Compound AI requires many different models, not one all powerful one. Throwing the most powerful model at every stage of your compound AI system is going to waste money, and it’s going to waste your users’ time. Rather than waiting for a person to answer a question or update a document, users will now be waiting for AI systems to walk through intricate reasoning processes in order to reach a perhaps obvious conclusion that a smaller model could have reached faster.
As AI applications mature, we’ll need to become more thoughtful consumers of different models. As we’ve argued in the past, different models will have different areas of strength, which will allow us to pick the best tool for the job at each stage of a compound system. In other words, there’s absolutely a critical role that small and medium-sized models will play in every AI application, and there’s tons of room for innovation in how those models are built and used.
Model ensembles and parallel inference can be powerful. For us, this also evokes the use of techniques from ML systems that already addressed many of these problems. Perhaps the most obviously applicable one is the use of model cascades, where cheaper and faster models attempt to solve a problem but are enabled to say “I don’t know.” If a cheaper model can’t solve the problem, it’s then passed on to a more complex model. In the worst case scenario, there’s wasted time and compute, but in the average scenario, users get cheaper & faster results.
Similarly, you might be better served by having many small LLMs attempt a task and taking the votes of each one in order to make a decision. Even if one or two models are unexpectedly slow for a particular call, your expected median latency will be dramatically lower than if you’re waiting for o1 to finish a task.

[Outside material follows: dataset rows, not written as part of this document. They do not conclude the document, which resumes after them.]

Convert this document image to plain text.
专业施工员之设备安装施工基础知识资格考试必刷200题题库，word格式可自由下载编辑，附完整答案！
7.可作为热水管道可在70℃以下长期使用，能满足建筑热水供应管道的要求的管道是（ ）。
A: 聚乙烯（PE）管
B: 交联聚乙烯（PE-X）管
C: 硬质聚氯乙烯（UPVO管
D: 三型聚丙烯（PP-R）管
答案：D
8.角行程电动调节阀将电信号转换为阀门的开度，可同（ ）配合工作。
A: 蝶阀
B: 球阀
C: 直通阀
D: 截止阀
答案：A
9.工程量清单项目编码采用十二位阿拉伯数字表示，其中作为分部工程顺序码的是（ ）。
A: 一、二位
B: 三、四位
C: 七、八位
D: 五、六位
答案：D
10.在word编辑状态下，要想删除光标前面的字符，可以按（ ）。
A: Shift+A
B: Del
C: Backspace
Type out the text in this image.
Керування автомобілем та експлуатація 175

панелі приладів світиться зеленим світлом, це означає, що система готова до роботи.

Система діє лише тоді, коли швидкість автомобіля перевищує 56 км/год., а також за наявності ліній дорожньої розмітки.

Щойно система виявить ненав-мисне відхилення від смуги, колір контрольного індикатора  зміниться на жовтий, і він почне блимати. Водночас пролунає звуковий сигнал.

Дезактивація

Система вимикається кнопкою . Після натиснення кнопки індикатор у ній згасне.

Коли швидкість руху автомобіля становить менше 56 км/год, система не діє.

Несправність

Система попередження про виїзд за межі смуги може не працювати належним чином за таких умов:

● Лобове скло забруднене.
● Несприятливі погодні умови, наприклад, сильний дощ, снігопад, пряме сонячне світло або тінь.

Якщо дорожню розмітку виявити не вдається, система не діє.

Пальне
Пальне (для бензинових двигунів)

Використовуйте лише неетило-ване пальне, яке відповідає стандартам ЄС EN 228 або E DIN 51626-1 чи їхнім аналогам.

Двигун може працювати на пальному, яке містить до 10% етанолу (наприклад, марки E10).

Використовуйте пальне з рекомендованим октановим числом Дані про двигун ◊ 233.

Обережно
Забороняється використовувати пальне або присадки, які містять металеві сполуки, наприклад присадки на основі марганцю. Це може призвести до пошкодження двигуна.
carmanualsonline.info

This type of approach would have sounded crazy just 12 or 24 months ago, but the rate at which LLMs continue to get smaller, faster, and cheaper has made these techniques possible.
Return something quickly and get better. A common practice in the mid-2010s was to return some data within the target 200ms for a web application and then update the page incrementally as the ML model returned results that were more customized to the user. The idea was that the user would have something to look at and would feel engaged, but all the high-quality results would be there by the time they processed the whole page — the real latency of inference was hidden. There’s no reason that we shouldn’t be doing the same thing with LLMs. We think of this paradigm an AsyncAI.
If inference costs continue to plummet, it will become obvious to have multiple models solve a problem simultaneously. A small model’s solution can be surfaced to the user with very low latency if it meets a confidence threshold, and it can then be edited or updated by a more powerful model that can add more nuance. This parallel computation can achieve the same latency hiding as above.
The open question here is how exactly these updates are surfaced to the user — reordering a list or incrementally surfacing a feed was easy, but editing a large chunk of text while a user is reading it could be worse. While it’s early, we’re interested in ideas like showing an annotation based on model updates or letting the user toggle between multiple versions with a git diff
style view. We’re excited to see what others comes up with here!
AI systems have a long way to go to reach full maturity and scale, but compound AI and so-called test-time compute are both headed in the right direction. Along the way, they’re reintroducing many challenges that ML systems solved in the past decade, and while history doesn’t always repeat itself, it often rhymes. Learning lessons from what’s worked — and what hasn’t — will help us get there faster and with fewer GPU crises along the way.